He’s spilling the TEA.
The NYPD needs to hire more Traffic Enforcement Agents to clear the road for buses at known hotspots where riders get stuck behind cars and trucks, MTA Chairman and CEO Janno Lieber said on Tuesday.
Lieber told City Council members that he wants more "dedicated funding for traffic enforcement to keep the [bus] lanes clear of private vehicles."
“There are hotspots, there are bottlenecks all over the city where we need the traffic agents to keep it possible for buses to move," he added.
The MTA relies heavily on bus-mounted enforcement cameras to ticket drivers who block bus lanes and bus stops and double-park along bus routes, but the programs are limited to just 56 routes — even as agency stats show they speed up buses by as much as 30 percent and reduce car crashes and injuries.
Bus cameras also issue fewer and fewer tickets as time progresses — indicating the ACE program reduces the number of drivers blocking buses.
However, the cameras don't service most of the city's bus routes — amd can’t physically move illegally parked cars and trucks, Lieber noted. The MTA has a list of locations outside of ACE routes where it wants to see more human enforcement.
“We have a little list of the top six or 10 bottleneck locations where the buses really lose time," Lieber told reporters after the hearing. "We're talking about the bottlenecks that are chronic and that need a traffic enforcement agent to break through so the buses can break through."
The bus-mounted cameras also exempt emergency vehicles — whether or not they are actually responding to an emergency, further limiting their effectiveness. Municipal employees with city-issued parking placards — including cops ostensibly responsible for enforcing the bus right of way — also get away with blocking buses with impunity.

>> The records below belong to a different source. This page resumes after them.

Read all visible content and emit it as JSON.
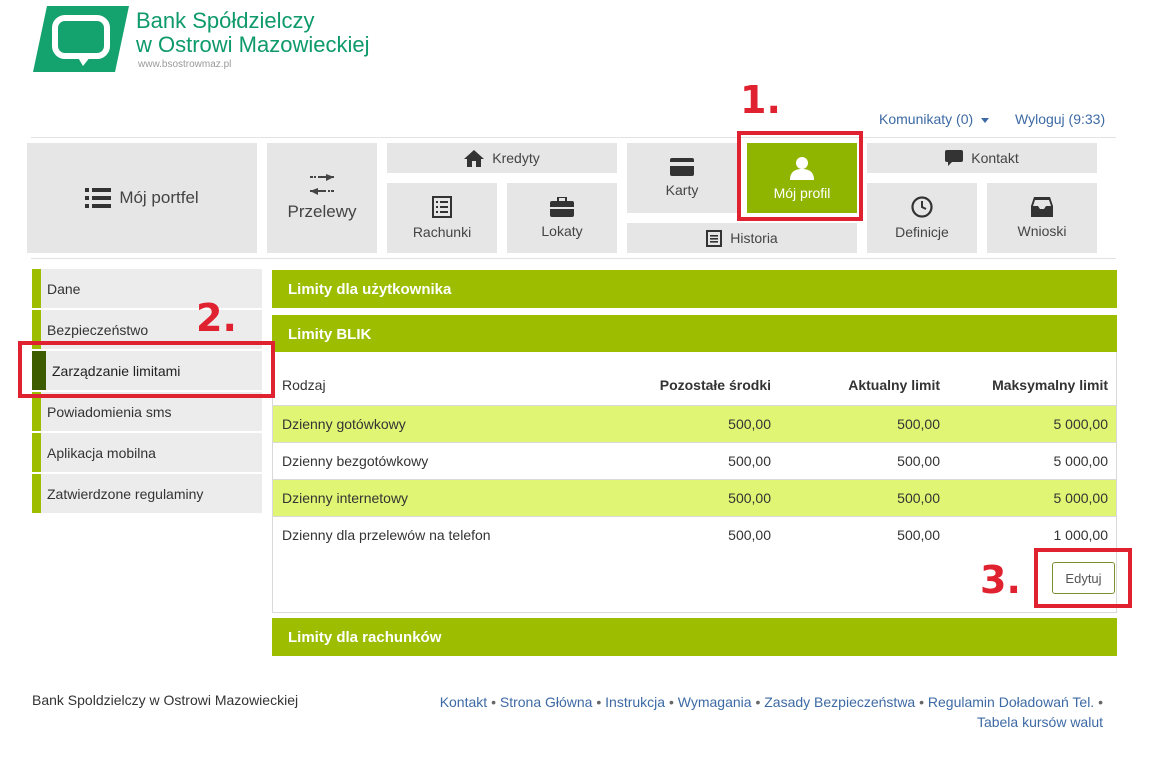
{
  "header": {
    "bank_name_line1": "Bank Spółdzielczy",
    "bank_name_line2": "w Ostrowi Mazowieckiej",
    "bank_url": "www.bsostrowmaz.pl",
    "messages_label": "Komunikaty (0)",
    "logout_label": "Wyloguj (9:33)"
  },
  "nav": {
    "portfolio": "Mój portfel",
    "transfers": "Przelewy",
    "credits": "Kredyty",
    "accounts": "Rachunki",
    "deposits": "Lokaty",
    "cards": "Karty",
    "history": "Historia",
    "profile": "Mój profil",
    "contact": "Kontakt",
    "definitions": "Definicje",
    "requests": "Wnioski"
  },
  "sidebar": {
    "items": [
      {
        "label": "Dane"
      },
      {
        "label": "Bezpieczeństwo"
      },
      {
        "label": "Zarządzanie limitami"
      },
      {
        "label": "Powiadomienia sms"
      },
      {
        "label": "Aplikacja mobilna"
      },
      {
        "label": "Zatwierdzone regulaminy"
      }
    ],
    "active_index": 2
  },
  "panels": {
    "user_limits": "Limity dla użytkownika",
    "blik_limits": "Limity BLIK",
    "account_limits": "Limity dla rachunków"
  },
  "table": {
    "headers": [
      "Rodzaj",
      "Pozostałe środki",
      "Aktualny limit",
      "Maksymalny limit"
    ],
    "rows": [
      [
        "Dzienny gotówkowy",
        "500,00",
        "500,00",
        "5 000,00"
      ],
      [
        "Dzienny bezgotówkowy",
        "500,00",
        "500,00",
        "5 000,00"
      ],
      [
        "Dzienny internetowy",
        "500,00",
        "500,00",
        "5 000,00"
      ],
      [
        "Dzienny dla przelewów na telefon",
        "500,00",
        "500,00",
        "1 000,00"
      ]
    ]
  },
  "edit_button": "Edytuj",
  "annotations": [
    "1.",
    "2.",
    "3."
  ],
  "footer": {
    "bank": "Bank Spoldzielczy w Ostrowi Mazowieckiej",
    "links": [
      "Kontakt",
      "Strona Główna",
      "Instrukcja",
      "Wymagania",
      "Zasady Bezpieczeństwa",
      "Regulamin Doładowań Tel.",
      "Tabela kursów walut"
    ],
    "separator": "•"
  },
  "colors": {
    "brand_green": "#9cbd00",
    "active_tile": "#8fb500",
    "row_highlight": "#e0f573",
    "annotation_red": "#e0212f",
    "logo_green": "#0e9a6a"
  },
  "icons": [
    "logo-icon",
    "list-icon",
    "transfer-arrows-icon",
    "home-icon",
    "ledger-icon",
    "briefcase-icon",
    "card-icon",
    "user-icon",
    "history-icon",
    "chat-icon",
    "clock-icon",
    "inbox-icon"
  ]
}
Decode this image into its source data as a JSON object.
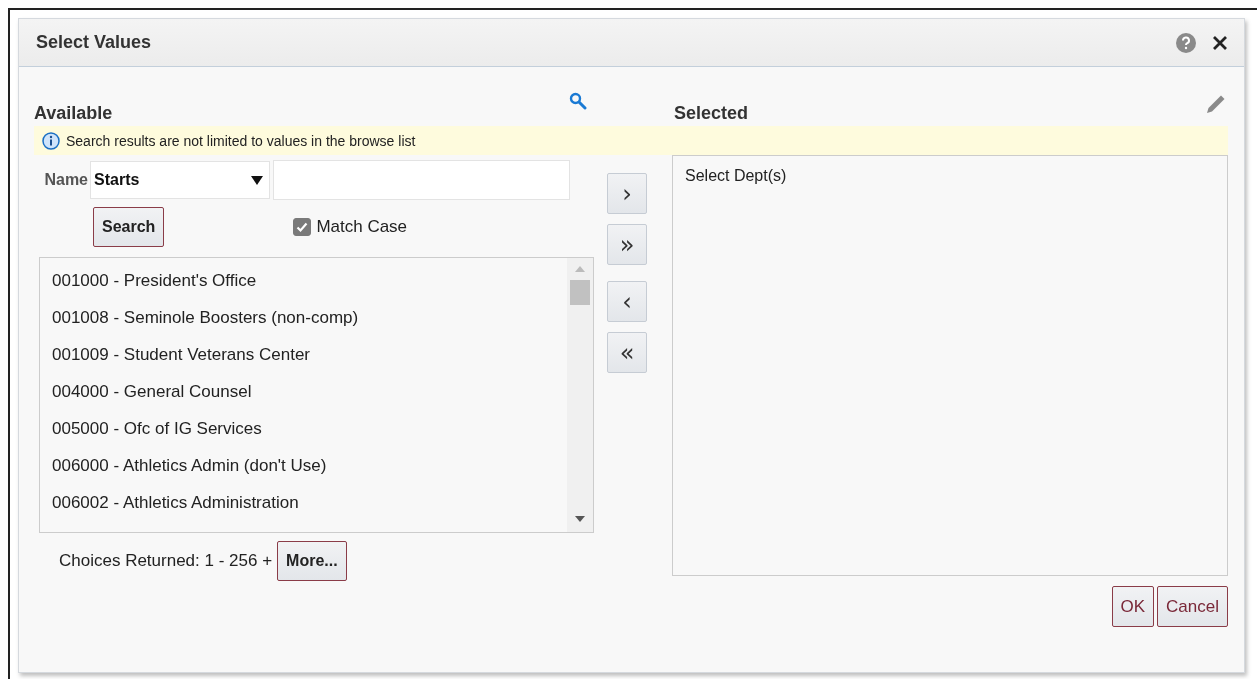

Any move to add traffic agents needs involve setting higher expectations for the behavior of the officers themselves, said Riders Alliance Director of Policy and Communications Danny Pearlstein.
“It's really important to get this policy right,” Pearlstein told Streetsblog. “Traffic agents have been known to block bus lanes just like school crossing guard supervisors sometimes park in crosswalks. Public excellence obviously demands much tighter operations than those, with explicit leadership from the top and buy-in to the mission at every level of command.
Placard reform is a key that opens many doors, from clearing bus lanes and routes to reducing congestion overall and speeding essential traffic citywide.”